Department of Computer Science, National Chiao Tung University, Hsinchu 30010, Taiwan.
IEEE Trans Image Process. 2011 Mar;20(3):822-36. doi: 10.1109/TIP.2010.2075938. Epub 2010 Sep 13.
To model a scene for background subtraction, Gaussian mixture modeling (GMM) is a popular choice for its capability of adaptation to background variations. However, GMM often suffers from a tradeoff between robustness to background changes and sensitivity to foreground abnormalities and is inefficient in managing the tradeoff for various surveillance scenarios. By reviewing the formulations of GMM, we identify that such a tradeoff can be easily controlled by adaptive adjustments of the GMM's learning rates for image pixels at different locations and of distinct properties. A new rate control scheme based on high-level feedback is then developed to provide better regularization of background adaptation for GMM and to help resolving the tradeoff. Additionally, to handle lighting variations that change too fast to be caught by GMM, a heuristic rooting in frame difference is proposed to assist the proposed rate control scheme for reducing false foreground alarms. Experiments show the proposed learning rate control scheme, together with the heuristic for adaptation of over-quick lighting change, gives better performance than conventional GMM approaches.
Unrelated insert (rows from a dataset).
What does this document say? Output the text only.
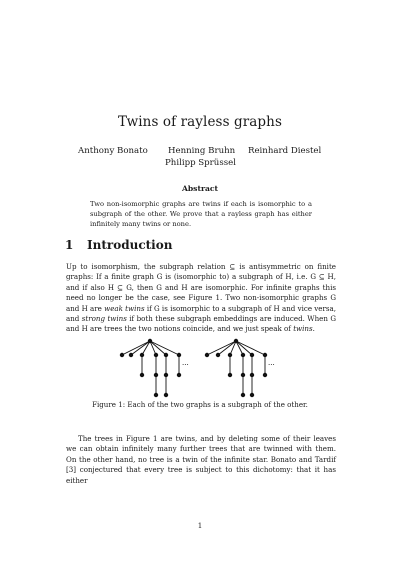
Twins of rayless graphs
Anthony Bonato Henning Bruhn Reinhard Diestel
Philipp Sprüssel
Abstract
Two non-isomorphic graphs are twins if each is isomorphic to a subgraph of the other. We prove that a rayless graph has either infinitely many twins or none.
1 Introduction
Up to isomorphism, the subgraph relation ⊆ is antisymmetric on finite graphs: If a finite graph G is (isomorphic to) a subgraph of H, i.e. G ⊆ H, and if also H ⊆ G, then G and H are isomorphic. For infinite graphs this need no longer be the case, see Figure 1. Two non-isomorphic graphs G and H are weak twins if G is isomorphic to a subgraph of H and vice versa, and strong twins if both these subgraph embeddings are induced. When G and H are trees the two notions coincide, and we just speak of twins.
...	...
Figure 1: Each of the two graphs is a subgraph of the other.
The trees in Figure 1 are twins, and by deleting some of their leaves we can obtain infinitely many further trees that are twinned with them. On the other hand, no tree is a twin of the infinite star. Bonato and Tardif [3] conjectured that every tree is subject to this dichotomy: that it has either
1
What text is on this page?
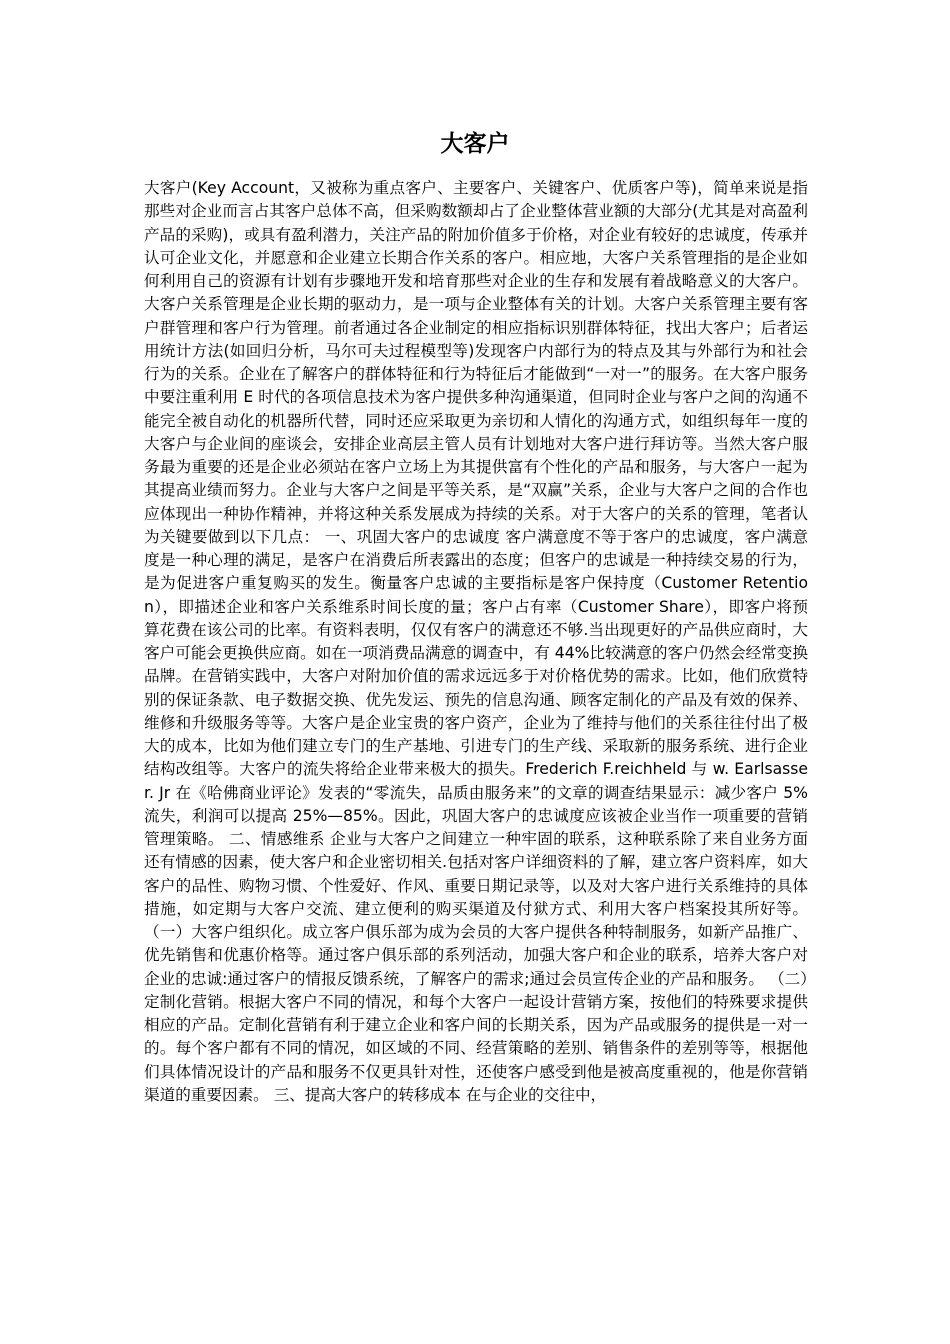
大客户

大客户(Key Account，又被称为重点客户、主要客户、关键客户、优质客户等)，简单来说是指那些对企业而言占其客户总体不高，但采购数额却占了企业整体营业额的大部分(尤其是对高盈利产品的采购)，或具有盈利潜力，关注产品的附加价值多于价格，对企业有较好的忠诚度，传承并认可企业文化，并愿意和企业建立长期合作关系的客户。相应地，大客户关系管理指的是企业如何利用自己的资源有计划有步骤地开发和培育那些对企业的生存和发展有着战略意义的大客户。 大客户关系管理是企业长期的驱动力，是一项与企业整体有关的计划。大客户关系管理主要有客户群管理和客户行为管理。前者通过各企业制定的相应指标识别群体特征，找出大客户；后者运用统计方法(如回归分析，马尔可夫过程模型等)发现客户内部行为的特点及其与外部行为和社会行为的关系。企业在了解客户的群体特征和行为特征后才能做到“一对一”的服务。在大客户服务中要注重利用 E 时代的各项信息技术为客户提供多种沟通渠道，但同时企业与客户之间的沟通不能完全被自动化的机器所代替，同时还应采取更为亲切和人情化的沟通方式，如组织每年一度的大客户与企业间的座谈会，安排企业高层主管人员有计划地对大客户进行拜访等。当然大客户服务最为重要的还是企业必须站在客户立场上为其提供富有个性化的产品和服务，与大客户一起为其提高业绩而努力。企业与大客户之间是平等关系，是“双赢”关系，企业与大客户之间的合作也应体现出一种协作精神，并将这种关系发展成为持续的关系。对于大客户的关系的管理，笔者认为关键要做到以下几点： 一、巩固大客户的忠诚度 客户满意度不等于客户的忠诚度，客户满意度是一种心理的满足，是客户在消费后所表露出的态度；但客户的忠诚是一种持续交易的行为，是为促进客户重复购买的发生。衡量客户忠诚的主要指标是客户保持度（Customer Retention），即描述企业和客户关系维系时间长度的量；客户占有率（Customer Share），即客户将预算花费在该公司的比率。有资料表明，仅仅有客户的满意还不够.当出现更好的产品供应商时，大客户可能会更换供应商。如在一项消费品满意的调查中，有 44%比较满意的客户仍然会经常变换品牌。在营销实践中，大客户对附加价值的需求远远多于对价格优势的需求。比如，他们欣赏特别的保证条款、电子数据交换、优先发运、预先的信息沟通、顾客定制化的产品及有效的保养、维修和升级服务等等。大客户是企业宝贵的客户资产，企业为了维持与他们的关系往往付出了极大的成本，比如为他们建立专门的生产基地、引进专门的生产线、采取新的服务系统、进行企业结构改组等。大客户的流失将给企业带来极大的损失。Frederich F.reichheld 与 w. Earlsasser. Jr 在《哈佛商业评论》发表的“零流失，品质由服务来”的文章的调查结果显示：减少客户 5%流失，利润可以提高 25%—85%。因此，巩固大客户的忠诚度应该被企业当作一项重要的营销管理策略。 二、情感维系 企业与大客户之间建立一种牢固的联系，这种联系除了来自业务方面还有情感的因素，使大客户和企业密切相关.包括对客户详细资料的了解，建立客户资料库，如大客户的品性、购物习惯、个性爱好、作风、重要日期记录等，以及对大客户进行关系维持的具体措施，如定期与大客户交流、建立便利的购买渠道及付狱方式、利用大客户档案投其所好等。 （一）大客户组织化。成立客户俱乐部为成为会员的大客户提供各种特制服务，如新产品推广、优先销售和优惠价格等。通过客户俱乐部的系列活动，加强大客户和企业的联系，培养大客户对企业的忠诚:通过客户的情报反馈系统，了解客户的需求;通过会员宣传企业的产品和服务。 （二）定制化营销。根据大客户不同的情况，和每个大客户一起设计营销方案，按他们的特殊要求提供相应的产品。定制化营销有利于建立企业和客户间的长期关系，因为产品或服务的提供是一对一的。每个客户都有不同的情况，如区域的不同、经营策略的差别、销售条件的差别等等，根据他们具体情况设计的产品和服务不仅更具针对性，还使客户感受到他是被高度重视的，他是你营销渠道的重要因素。 三、提高大客户的转移成本 在与企业的交往中，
为了对场景建模进行背景减除,高斯混合模型(Gaussian mixture modeling,GMM)因其能够适应背景变化而成为一种流行的选择。然而,GMM 通常在背景变化的鲁棒性和对前景异常的敏感性之间存在权衡,并且在管理各种监控场景的权衡方面效率低下。通过回顾 GMM 的公式,我们发现这种权衡可以通过自适应调整不同位置和不同属性的图像像素的 GMM 学习率来轻松控制。然后,开发了一种基于高层反馈的新速率控制方案,为 GMM 提供更好的背景自适应正则化,并有助于解决这种权衡。此外,为了处理 GMM 无法捕捉到的快速变化的光照变化,提出了一种基于帧差的启发式方法来辅助所提出的速率控制方案,以减少误报的前景警报。实验表明,所提出的学习率控制方案以及用于适应过快光照变化的启发式方法,比传统的 GMM 方法具有更好的性能。